A novembre 2021, i dati dell’ISTAT relativi al mondo del lavoro sono positivi. Il tasso di occupazione, rispetto al 2020, è aumentato. La realtà però è spietata, le condizioni di vita dei lavoratori spesso non sono accettabili. La crescita infatti, è trainata dai contratti a termine, che non garantiscono alcuna stabilità. Inoltre, lo stipendio, risulta troppo basso rispetto al costo della vita. La retorica dell’inadeguatezza dei giovani non regge più, lo sfruttamento miete vittime anche tra i soggetti più qualificati. Servono delle politiche per agevolare la creazione di contratti che tutelino il lavoratore.
Parliamo di gavetta quando in realtà è sfruttamento
Noi giovani abbiamo reso normale un mondo del lavoro malato. Siamo costretti a firmare dei part-time quando vorremmo concludere dei contratti a tempo pieno, riceviamo degli stipendi che non ci permettono di vivere in modo dignitoso e siamo indotti ad entrare a far parte della logica del lavoro sommerso pur di guadagnare qualcosa. Ormai abbiamo interiorizzato che l’unico modo per entrare nel sistema è essere sfruttati, e ci adeguiamo a assunzioni instabili.

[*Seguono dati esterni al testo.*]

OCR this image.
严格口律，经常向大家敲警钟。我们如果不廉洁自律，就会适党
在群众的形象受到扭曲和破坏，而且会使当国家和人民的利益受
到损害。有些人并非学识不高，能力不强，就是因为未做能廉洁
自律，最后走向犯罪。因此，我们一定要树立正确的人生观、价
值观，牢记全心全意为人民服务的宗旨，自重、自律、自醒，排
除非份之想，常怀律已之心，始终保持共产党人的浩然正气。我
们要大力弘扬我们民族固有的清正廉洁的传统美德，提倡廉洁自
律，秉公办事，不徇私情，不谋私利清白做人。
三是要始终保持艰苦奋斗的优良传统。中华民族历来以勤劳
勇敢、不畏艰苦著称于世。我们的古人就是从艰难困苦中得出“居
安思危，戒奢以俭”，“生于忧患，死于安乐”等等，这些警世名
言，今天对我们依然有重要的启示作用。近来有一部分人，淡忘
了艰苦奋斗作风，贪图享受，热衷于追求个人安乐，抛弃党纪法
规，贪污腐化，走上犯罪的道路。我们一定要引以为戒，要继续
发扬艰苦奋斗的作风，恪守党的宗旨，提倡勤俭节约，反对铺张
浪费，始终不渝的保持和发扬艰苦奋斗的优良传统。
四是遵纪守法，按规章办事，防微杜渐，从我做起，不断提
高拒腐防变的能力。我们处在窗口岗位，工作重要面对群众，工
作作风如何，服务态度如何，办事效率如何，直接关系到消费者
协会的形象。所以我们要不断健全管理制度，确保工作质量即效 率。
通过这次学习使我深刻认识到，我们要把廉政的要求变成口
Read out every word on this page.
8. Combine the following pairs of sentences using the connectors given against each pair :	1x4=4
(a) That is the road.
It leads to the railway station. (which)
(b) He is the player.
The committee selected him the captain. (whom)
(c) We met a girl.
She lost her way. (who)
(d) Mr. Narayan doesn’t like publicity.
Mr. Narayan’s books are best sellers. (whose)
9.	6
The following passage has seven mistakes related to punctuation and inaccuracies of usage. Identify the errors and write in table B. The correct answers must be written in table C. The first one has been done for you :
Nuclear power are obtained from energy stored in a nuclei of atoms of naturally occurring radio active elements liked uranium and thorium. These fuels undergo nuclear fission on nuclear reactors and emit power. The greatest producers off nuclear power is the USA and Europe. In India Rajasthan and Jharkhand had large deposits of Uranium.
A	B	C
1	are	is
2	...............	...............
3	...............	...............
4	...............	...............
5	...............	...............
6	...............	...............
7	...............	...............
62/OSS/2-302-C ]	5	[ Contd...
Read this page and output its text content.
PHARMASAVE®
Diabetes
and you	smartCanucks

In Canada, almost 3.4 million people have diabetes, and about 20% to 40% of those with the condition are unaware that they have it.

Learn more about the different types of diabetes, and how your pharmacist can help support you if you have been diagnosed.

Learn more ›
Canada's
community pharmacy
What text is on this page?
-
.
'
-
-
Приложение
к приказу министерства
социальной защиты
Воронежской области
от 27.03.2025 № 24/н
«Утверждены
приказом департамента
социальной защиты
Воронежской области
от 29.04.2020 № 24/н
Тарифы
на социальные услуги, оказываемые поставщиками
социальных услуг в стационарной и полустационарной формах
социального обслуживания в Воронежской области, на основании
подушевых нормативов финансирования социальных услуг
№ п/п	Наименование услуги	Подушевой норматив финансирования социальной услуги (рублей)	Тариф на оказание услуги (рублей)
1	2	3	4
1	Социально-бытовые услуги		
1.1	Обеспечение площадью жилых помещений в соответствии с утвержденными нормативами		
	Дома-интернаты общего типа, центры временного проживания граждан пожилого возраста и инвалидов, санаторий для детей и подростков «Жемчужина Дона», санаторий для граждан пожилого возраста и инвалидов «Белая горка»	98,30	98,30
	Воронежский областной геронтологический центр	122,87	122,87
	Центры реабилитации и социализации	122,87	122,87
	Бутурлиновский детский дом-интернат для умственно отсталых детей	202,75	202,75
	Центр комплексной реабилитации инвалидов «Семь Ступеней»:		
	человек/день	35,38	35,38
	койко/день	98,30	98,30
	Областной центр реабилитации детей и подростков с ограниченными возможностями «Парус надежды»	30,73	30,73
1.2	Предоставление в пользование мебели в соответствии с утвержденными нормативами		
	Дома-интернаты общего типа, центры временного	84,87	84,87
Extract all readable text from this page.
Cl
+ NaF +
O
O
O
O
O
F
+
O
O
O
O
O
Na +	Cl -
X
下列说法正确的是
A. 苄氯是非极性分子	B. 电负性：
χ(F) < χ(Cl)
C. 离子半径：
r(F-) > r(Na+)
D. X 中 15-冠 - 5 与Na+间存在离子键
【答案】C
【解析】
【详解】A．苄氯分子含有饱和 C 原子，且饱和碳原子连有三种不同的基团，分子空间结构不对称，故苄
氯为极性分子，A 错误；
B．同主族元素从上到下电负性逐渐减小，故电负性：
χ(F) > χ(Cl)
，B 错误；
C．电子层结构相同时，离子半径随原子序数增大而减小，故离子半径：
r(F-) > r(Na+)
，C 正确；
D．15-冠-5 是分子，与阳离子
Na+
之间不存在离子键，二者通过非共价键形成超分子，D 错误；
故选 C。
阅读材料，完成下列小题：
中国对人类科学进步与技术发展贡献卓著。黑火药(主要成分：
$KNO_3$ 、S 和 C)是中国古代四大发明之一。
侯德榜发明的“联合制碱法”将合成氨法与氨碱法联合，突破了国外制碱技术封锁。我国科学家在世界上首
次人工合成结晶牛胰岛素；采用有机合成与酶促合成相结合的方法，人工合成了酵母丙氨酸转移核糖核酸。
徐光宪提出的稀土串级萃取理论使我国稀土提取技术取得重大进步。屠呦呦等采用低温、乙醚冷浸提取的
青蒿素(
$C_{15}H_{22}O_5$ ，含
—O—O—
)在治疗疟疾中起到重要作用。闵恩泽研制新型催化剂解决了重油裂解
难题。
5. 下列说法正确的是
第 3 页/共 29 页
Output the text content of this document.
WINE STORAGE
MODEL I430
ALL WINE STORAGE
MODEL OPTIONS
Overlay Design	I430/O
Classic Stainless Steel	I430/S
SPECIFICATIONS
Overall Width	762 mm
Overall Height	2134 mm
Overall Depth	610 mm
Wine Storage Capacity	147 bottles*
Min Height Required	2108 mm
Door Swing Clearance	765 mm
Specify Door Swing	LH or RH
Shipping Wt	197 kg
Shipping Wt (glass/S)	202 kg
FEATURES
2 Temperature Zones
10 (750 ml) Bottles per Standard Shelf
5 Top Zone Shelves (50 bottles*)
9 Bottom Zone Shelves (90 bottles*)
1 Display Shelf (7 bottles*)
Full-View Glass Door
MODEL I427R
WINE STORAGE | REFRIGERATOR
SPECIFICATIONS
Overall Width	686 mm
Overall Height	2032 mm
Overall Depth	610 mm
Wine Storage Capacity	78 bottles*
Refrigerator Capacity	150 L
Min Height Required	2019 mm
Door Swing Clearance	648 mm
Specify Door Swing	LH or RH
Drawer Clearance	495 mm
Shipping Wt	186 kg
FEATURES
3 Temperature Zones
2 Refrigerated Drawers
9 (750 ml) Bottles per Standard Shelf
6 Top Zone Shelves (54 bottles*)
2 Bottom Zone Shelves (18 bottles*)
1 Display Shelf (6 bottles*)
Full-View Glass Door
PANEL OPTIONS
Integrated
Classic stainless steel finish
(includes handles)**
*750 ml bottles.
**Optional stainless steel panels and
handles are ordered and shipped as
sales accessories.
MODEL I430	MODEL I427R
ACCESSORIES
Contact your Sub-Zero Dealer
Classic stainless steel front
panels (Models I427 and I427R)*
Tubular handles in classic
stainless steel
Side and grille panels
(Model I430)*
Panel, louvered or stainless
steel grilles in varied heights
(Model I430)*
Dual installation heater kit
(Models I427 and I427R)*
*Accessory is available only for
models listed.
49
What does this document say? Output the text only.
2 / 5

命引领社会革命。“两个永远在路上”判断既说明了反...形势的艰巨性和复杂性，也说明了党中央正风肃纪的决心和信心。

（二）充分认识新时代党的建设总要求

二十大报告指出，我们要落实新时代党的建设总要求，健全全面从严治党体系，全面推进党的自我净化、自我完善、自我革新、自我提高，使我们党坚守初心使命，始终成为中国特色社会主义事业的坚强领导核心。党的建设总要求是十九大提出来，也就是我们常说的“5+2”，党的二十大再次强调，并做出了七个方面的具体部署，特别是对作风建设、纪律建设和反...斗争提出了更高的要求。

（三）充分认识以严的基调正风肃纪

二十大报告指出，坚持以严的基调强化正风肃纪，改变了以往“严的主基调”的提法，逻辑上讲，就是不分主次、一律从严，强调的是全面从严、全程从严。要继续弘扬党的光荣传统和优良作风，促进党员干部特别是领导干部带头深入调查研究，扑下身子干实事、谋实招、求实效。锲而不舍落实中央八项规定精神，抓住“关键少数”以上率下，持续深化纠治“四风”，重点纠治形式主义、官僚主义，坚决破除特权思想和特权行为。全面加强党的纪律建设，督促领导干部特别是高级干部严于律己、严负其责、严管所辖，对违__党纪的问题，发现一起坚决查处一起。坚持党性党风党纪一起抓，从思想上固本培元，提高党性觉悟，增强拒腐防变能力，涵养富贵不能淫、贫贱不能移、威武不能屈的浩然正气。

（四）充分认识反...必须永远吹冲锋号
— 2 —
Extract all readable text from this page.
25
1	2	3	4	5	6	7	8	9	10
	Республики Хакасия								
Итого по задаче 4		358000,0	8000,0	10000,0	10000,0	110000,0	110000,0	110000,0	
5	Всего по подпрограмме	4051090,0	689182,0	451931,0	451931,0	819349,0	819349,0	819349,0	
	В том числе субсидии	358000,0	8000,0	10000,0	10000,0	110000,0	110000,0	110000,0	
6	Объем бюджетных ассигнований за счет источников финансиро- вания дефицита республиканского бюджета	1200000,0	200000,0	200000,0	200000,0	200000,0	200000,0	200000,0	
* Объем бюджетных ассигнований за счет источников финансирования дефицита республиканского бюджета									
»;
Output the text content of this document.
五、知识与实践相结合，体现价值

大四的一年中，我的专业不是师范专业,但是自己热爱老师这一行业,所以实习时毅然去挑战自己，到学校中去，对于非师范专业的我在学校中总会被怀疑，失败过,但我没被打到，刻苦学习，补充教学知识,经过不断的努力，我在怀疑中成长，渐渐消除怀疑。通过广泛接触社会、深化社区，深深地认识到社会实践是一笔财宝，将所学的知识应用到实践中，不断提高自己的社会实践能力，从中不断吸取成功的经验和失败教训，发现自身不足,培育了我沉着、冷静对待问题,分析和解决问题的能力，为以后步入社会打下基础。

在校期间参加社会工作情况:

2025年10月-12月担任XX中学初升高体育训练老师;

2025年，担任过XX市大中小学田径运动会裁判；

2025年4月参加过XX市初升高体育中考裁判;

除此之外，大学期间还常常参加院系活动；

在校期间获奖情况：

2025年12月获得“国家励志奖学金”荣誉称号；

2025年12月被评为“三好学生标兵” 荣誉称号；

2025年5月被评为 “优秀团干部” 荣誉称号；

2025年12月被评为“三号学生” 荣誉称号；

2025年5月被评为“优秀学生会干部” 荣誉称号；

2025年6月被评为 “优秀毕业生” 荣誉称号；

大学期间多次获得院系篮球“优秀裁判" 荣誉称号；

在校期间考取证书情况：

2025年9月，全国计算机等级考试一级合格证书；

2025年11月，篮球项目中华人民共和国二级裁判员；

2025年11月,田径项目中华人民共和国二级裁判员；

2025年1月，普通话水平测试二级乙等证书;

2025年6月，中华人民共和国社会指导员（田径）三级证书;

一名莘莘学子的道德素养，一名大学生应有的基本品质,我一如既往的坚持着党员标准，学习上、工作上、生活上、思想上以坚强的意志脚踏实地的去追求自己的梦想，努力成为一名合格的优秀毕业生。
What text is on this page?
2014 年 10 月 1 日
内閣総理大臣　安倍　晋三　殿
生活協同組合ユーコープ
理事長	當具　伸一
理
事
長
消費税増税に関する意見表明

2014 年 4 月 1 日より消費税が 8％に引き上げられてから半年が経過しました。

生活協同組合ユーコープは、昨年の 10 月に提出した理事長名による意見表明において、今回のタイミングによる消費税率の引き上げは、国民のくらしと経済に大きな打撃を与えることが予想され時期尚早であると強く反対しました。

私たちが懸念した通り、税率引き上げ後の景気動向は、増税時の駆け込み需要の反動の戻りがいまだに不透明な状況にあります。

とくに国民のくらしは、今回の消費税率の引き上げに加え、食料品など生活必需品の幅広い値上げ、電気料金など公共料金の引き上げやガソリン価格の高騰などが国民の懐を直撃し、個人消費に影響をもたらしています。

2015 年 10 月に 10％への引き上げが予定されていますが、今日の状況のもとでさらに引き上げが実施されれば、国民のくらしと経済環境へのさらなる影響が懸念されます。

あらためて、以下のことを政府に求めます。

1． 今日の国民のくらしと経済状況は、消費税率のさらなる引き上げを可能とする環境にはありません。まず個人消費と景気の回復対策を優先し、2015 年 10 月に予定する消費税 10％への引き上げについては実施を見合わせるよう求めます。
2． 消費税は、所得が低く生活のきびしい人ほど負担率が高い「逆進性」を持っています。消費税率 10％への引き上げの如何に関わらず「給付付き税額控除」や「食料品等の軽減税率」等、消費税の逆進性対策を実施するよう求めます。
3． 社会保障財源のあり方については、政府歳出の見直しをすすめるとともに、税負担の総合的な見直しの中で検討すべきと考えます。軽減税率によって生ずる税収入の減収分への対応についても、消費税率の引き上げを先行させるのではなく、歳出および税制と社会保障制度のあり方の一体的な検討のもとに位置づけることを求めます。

Non è facile dire che stiamo assecondando un sistema di cui ci lamentiamo, ma è così. Spesso però, alla base di questa arrendevolezza ci sono delle ragioni che non si posso trascurare, perché legate a uno stato di necessità. Piuttosto di non lavorare accettiamo impieghi che eludono l’Amministrazione finanziaria, peggiorando ancora di più la situazione. Tuttavia, non dovremmo dimenticarci che il fatto di sottomettersi alle attuali condizioni di lavoro significa costruire i presupposti che gettano le prossime generazioni in condizioni ancora peggiori delle nostre. E se vogliamo approcciarci all’argomento in modo egoistico, non dobbiamo dimenticare che le prossime generazioni sono quelle dei nostri figli.
Aumentano sempre di più i lavoratori poveri
L’espressione lavoratori poveri, quasi ossimorica, in Italia rappresenta una realtà con radici profonde. Il 32% degli occupati è da considerarsi povero, e molti soggetti, per far fronte alle spese essenziali, che riguardano l’acquisto di beni primari, devono svolgere più di un lavoro. Gli stessi politici pronti sbandierare la Costituzione e a confezionare discorsi eloquenti nelle ricorrenze, quando parlano di rapporti economici si dimenticano dell’articolo 36 del nostro testo legislativo fondamentale. Il lavoratore ha diritto a una retribuzione proporzionata alla quantità e alla qualità del suo lavoro e in ogni caso sufficiente ad assicurare a sé e alla sua famiglia un’esistenza libera e dignitosa.
Almeno, in passato, si poteva dire che lavorando si vendesse la vita ad ore. Noi giovani, nel 2022, possiamo solo affermare che il nostro tempo ha subito una svalutazione progressiva che ci ha portato non a vendere ma a regalare la vita ad ore. Gli stipendi che riceviamo non sono una controparte adeguata alle condizioni che siamo costretti a sopportare nel mondo del lavoro. Non possiamo rimanere inerti di fronte a un sistema che mortifica la nostra esistenza.